Chris Benham proposed IBIFA in May and June, 2010, on the election-methods mailing list:
IBIFA is, as originally stated, a "Bucklin-like method meeting Favorite Betrayal and Irrelevant Ballots." Its key principle is to compare the ballots voting for a candidate at-or-above a particular rating to the most-approved candidate on the complementary ballots. When the former exceeds the latter, a meaningful threshold has been crossed, unlike the arbitrary 50% threshold of median rating methods. This is what enables IBIFA to yield the same result if irrelevant ballots are added or dropped. By construction, IBIFA is cloneproof.
With this in mind, I realized that a minor modification of IBIFA would make it more like Majority Judgment, reducing later-harm and improving Condorcet consistency (though not completely), while satisfying the same criteria as MJ.
IBIFA, simply stated, does the following:
- Find the highest rating R, for which there is at least one candidate X who is rated at or above level R on more ballots than any candidate is approved on ballots that rate X below R.
- If there is more than one such candidate X, elect the candidate X with the most ballots rating X at R or above.
- If no candidates satisfy the first criterion, for any approved rating R, elect the candidate with the highest approval over all ballots.
My modification is inserted with emphasis added.
- Find the highest rating R, for which there is at least one candidate X who is rated at or above level R on more ballots than any candidate is approved on ballots which rate X below R.
- If there is more than one such candidate X, then if there is at least one candidate Y who is rated above R on more ballots than the highest approved candidate on ballots that rate Y below R, elect the candidate Y with the most ballots rating Y above R.
- Otherwise, elect the candidate X with the most ballots rating X at R or above.
- If no candidates satisfy the first criterion, for any approved rating R, elect the candidate with the highest approval over all ballots.
I call this IBIFA variant "EXACT", because it uses an EXclusive Approval Comparison Threshold.

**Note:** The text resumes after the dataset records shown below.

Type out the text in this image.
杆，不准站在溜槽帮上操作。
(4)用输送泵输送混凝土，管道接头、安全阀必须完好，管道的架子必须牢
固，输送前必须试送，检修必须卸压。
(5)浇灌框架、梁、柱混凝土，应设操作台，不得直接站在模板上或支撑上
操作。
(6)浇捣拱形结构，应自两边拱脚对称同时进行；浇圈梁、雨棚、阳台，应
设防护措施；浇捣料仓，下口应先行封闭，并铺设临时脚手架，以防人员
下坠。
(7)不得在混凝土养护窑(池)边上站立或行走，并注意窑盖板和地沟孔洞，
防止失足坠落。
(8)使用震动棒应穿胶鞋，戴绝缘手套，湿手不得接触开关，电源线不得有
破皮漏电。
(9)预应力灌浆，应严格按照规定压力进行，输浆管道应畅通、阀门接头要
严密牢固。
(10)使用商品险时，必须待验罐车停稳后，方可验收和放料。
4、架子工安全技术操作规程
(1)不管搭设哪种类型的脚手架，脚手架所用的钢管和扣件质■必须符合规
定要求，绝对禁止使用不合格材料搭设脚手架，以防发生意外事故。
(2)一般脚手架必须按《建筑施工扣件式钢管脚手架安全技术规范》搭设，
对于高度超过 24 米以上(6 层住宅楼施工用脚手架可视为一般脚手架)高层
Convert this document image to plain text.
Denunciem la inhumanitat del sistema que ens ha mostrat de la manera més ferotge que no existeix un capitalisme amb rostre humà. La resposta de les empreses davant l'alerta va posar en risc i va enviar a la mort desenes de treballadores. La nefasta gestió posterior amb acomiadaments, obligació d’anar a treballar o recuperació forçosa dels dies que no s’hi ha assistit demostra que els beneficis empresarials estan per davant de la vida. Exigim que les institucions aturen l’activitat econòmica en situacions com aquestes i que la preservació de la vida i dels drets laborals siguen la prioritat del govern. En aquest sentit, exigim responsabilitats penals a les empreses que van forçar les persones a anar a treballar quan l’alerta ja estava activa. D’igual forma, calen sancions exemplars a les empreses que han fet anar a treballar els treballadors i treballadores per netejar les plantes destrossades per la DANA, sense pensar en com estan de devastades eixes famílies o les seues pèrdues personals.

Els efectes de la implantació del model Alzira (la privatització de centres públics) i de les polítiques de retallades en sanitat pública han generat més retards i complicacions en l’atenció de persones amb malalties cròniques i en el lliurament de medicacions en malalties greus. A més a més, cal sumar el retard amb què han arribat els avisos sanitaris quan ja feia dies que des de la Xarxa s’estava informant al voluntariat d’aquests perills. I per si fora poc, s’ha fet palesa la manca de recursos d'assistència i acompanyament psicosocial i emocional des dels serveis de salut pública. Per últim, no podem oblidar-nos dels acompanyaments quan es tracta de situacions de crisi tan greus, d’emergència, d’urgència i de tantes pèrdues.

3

That is, the candidate compared to X is the one with maximum approval on ballots that exclude votes for X at some rating or above. Like IBIFA, it is also cloneproof.
For EXACT, it is convenient to keep track of co-approval: the approval for candidates X[j] on a ballot containing candidate X[i] with rating k:
for ballot in ballots:
for candidate i on ballot with score k:
if k approved:
for candidate j on ballot with score m:
if m approved:
W[k,i,j] += 1
Note that W[k,i,i] is the total approval for candidate X[i] at rating k, and the total approval for candidate X[i] at rating k and higher is the sum of W[k,i,i] over all approved ratings k.
It should then be clear that the approval for any candidate j on a ballot that rates X[i] at R or higher is
Approval[j] - W[R,i,j] - W[R+1,i,j] ... - W[MaxScore,i,j]
The EXACT score for a candidate is tuple similar to Majority Judgment's "majority grade":
EXACT score for candidate X = (R, S, T)
where R is the rating at which X's votes at or above R are greater than the highest approved candidate on ballots excluding X at R or above.;
If the number of ballots with X at rating R+1 and above is greater than those of the highest approved candidate on ballots excluding X at ratings R and above, then S = R+1, and T = votes for X at R+1 and above.
Otherwise, S = R and T = votes for X at R and above.
By sorting these tuples in descending order, one gets, as with Majority Judgment, an EXACT ranking for the candidates.
EXACT satisfies all the same properties as Majority Judgment, and in addition, is irrelevant-ballot-immune (IBI). That is, a ballot containing approval only for non-contending candidates won't affect the results.
EXACT does require several N^2 arrays for summable storage, but note that no sorting of the ballots is required as with pairwise methods.